Wewould like to thank the authors (Bayarri et al., 2018) for their interesting and provoking paper, and we wish to discuss some issues related to sample size in general and the number of covariates in the context of linear regression model when using the Bayesian information criteria (BIC) for model selection. Schwarz (1978) was the first to develop tools for estimating the dimension of parameters among distributions in exponential family and consequently, introduce the BIC to serve as an approximation to the Bayesian posterior probability of a given model. The BIC has been used in a broad context and has been widely adapted for model selection despite that there are situations where the BIC might not be appropriate.

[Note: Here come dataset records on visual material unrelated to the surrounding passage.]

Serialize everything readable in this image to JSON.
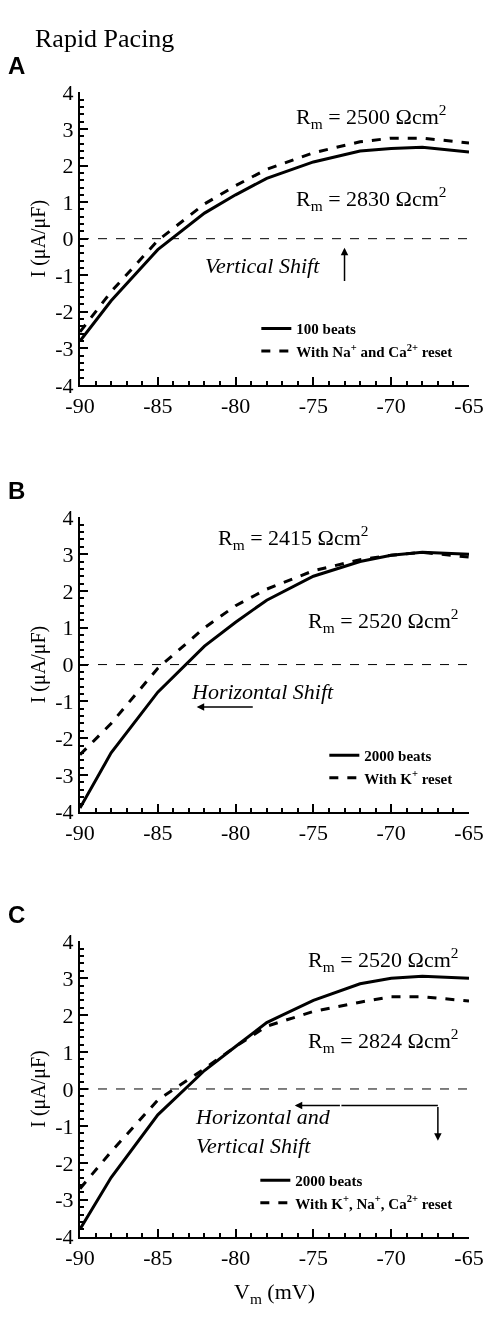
{
  "chart_data": [
    {
      "type": "line",
      "title": "Rapid Pacing",
      "subtitle": "A",
      "ylabel": "I (μA/μF)",
      "x": [
        -90,
        -88,
        -85,
        -82,
        -80,
        -78,
        -75,
        -72,
        -70,
        -68,
        -65
      ],
      "series": [
        {
          "name": "100 beats",
          "color": "#000000",
          "line_style": "solid",
          "values": [
            -2.8,
            -1.7,
            -0.3,
            0.7,
            1.2,
            1.65,
            2.1,
            2.4,
            2.47,
            2.5,
            2.37
          ]
        },
        {
          "name": "With Na$^{+}$ and Ca$^{2+}$ reset",
          "color": "#000000",
          "line_style": "dashed",
          "values": [
            -2.55,
            -1.45,
            -0.05,
            0.95,
            1.45,
            1.9,
            2.35,
            2.65,
            2.75,
            2.75,
            2.62
          ]
        }
      ],
      "xlim": [
        -90,
        -65
      ],
      "xticks": [
        -90,
        -85,
        -80,
        -75,
        -70,
        -65
      ],
      "ylim": [
        -4,
        4
      ],
      "yticks": [
        -4,
        -3,
        -2,
        -1,
        0,
        1,
        2,
        3,
        4
      ],
      "ref_lines": [
        {
          "axis": "y",
          "value": 0,
          "line_style": "dashed",
          "color": "#000000"
        }
      ],
      "annotations": [
        "R$_{m}$ = 2500 Ωcm$^{2}$",
        "R$_{m}$ = 2830 Ωcm$^{2}$",
        "Vertical Shift"
      ],
      "legend": "bottom right"
    },
    {
      "type": "line",
      "subtitle": "B",
      "ylabel": "I (μA/μF)",
      "x": [
        -90,
        -88,
        -85,
        -82,
        -80,
        -78,
        -75,
        -72,
        -70,
        -68,
        -65
      ],
      "series": [
        {
          "name": "2000 beats",
          "color": "#000000",
          "line_style": "solid",
          "values": [
            -3.9,
            -2.4,
            -0.75,
            0.5,
            1.15,
            1.75,
            2.4,
            2.8,
            2.97,
            3.05,
            3.0
          ]
        },
        {
          "name": "With K$^{+}$ reset",
          "color": "#000000",
          "line_style": "dashed",
          "values": [
            -2.45,
            -1.6,
            -0.1,
            1.0,
            1.6,
            2.05,
            2.55,
            2.85,
            2.97,
            3.05,
            2.92
          ]
        }
      ],
      "xlim": [
        -90,
        -65
      ],
      "xticks": [
        -90,
        -85,
        -80,
        -75,
        -70,
        -65
      ],
      "ylim": [
        -4,
        4
      ],
      "yticks": [
        -4,
        -3,
        -2,
        -1,
        0,
        1,
        2,
        3,
        4
      ],
      "ref_lines": [
        {
          "axis": "y",
          "value": 0,
          "line_style": "dashed",
          "color": "#000000"
        }
      ],
      "annotations": [
        "R$_{m}$ = 2415 Ωcm$^{2}$",
        "R$_{m}$ = 2520 Ωcm$^{2}$",
        "Horizontal Shift"
      ],
      "legend": "bottom right"
    },
    {
      "type": "line",
      "subtitle": "C",
      "ylabel": "I (μA/μF)",
      "xlabel": "V$_{m}$ (mV)",
      "x": [
        -90,
        -88,
        -85,
        -82,
        -80,
        -78,
        -75,
        -72,
        -70,
        -68,
        -65
      ],
      "series": [
        {
          "name": "2000 beats",
          "color": "#000000",
          "line_style": "solid",
          "values": [
            -3.8,
            -2.4,
            -0.7,
            0.5,
            1.15,
            1.8,
            2.4,
            2.85,
            3.0,
            3.05,
            3.0
          ]
        },
        {
          "name": "With K$^{+}$, Na$^{+}$, Ca$^{2+}$ reset",
          "color": "#000000",
          "line_style": "dashed",
          "values": [
            -2.7,
            -1.7,
            -0.3,
            0.55,
            1.15,
            1.7,
            2.1,
            2.35,
            2.5,
            2.5,
            2.38
          ]
        }
      ],
      "xlim": [
        -90,
        -65
      ],
      "xticks": [
        -90,
        -85,
        -80,
        -75,
        -70,
        -65
      ],
      "ylim": [
        -4,
        4
      ],
      "yticks": [
        -4,
        -3,
        -2,
        -1,
        0,
        1,
        2,
        3,
        4
      ],
      "ref_lines": [
        {
          "axis": "y",
          "value": 0,
          "line_style": "dashed",
          "color": "#000000"
        }
      ],
      "annotations": [
        "R$_{m}$ = 2520 Ωcm$^{2}$",
        "R$_{m}$ = 2824 Ωcm$^{2}$",
        "Horizontal and\nVertical Shift"
      ],
      "legend": "bottom right"
    }
  ]
}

Returning to its root as in this discussion paper is essential when the model and the data structure markedly deviate from the original context. The original BIC criterion targets models arose from distributions belonging to an exponential family which permits a neat and simple analytical form after Laplace approximation. The neatness of this form is a blessing, but unfortunately, can be a curse as well. When the data is deprived of the independent and identically distributed (iid) structure, a blind application of BIC will not survive a close scrutiny. As discussed in Bayarri et al. (2018), the sample size in BIC becomes problematic. The prior-based BIC (PBIC) proposed in Bayarri et al. (2018) is essential to overcome these issues. This paper timely draws our attention to many unsettling issues related to the use of BIC in non-standard situations.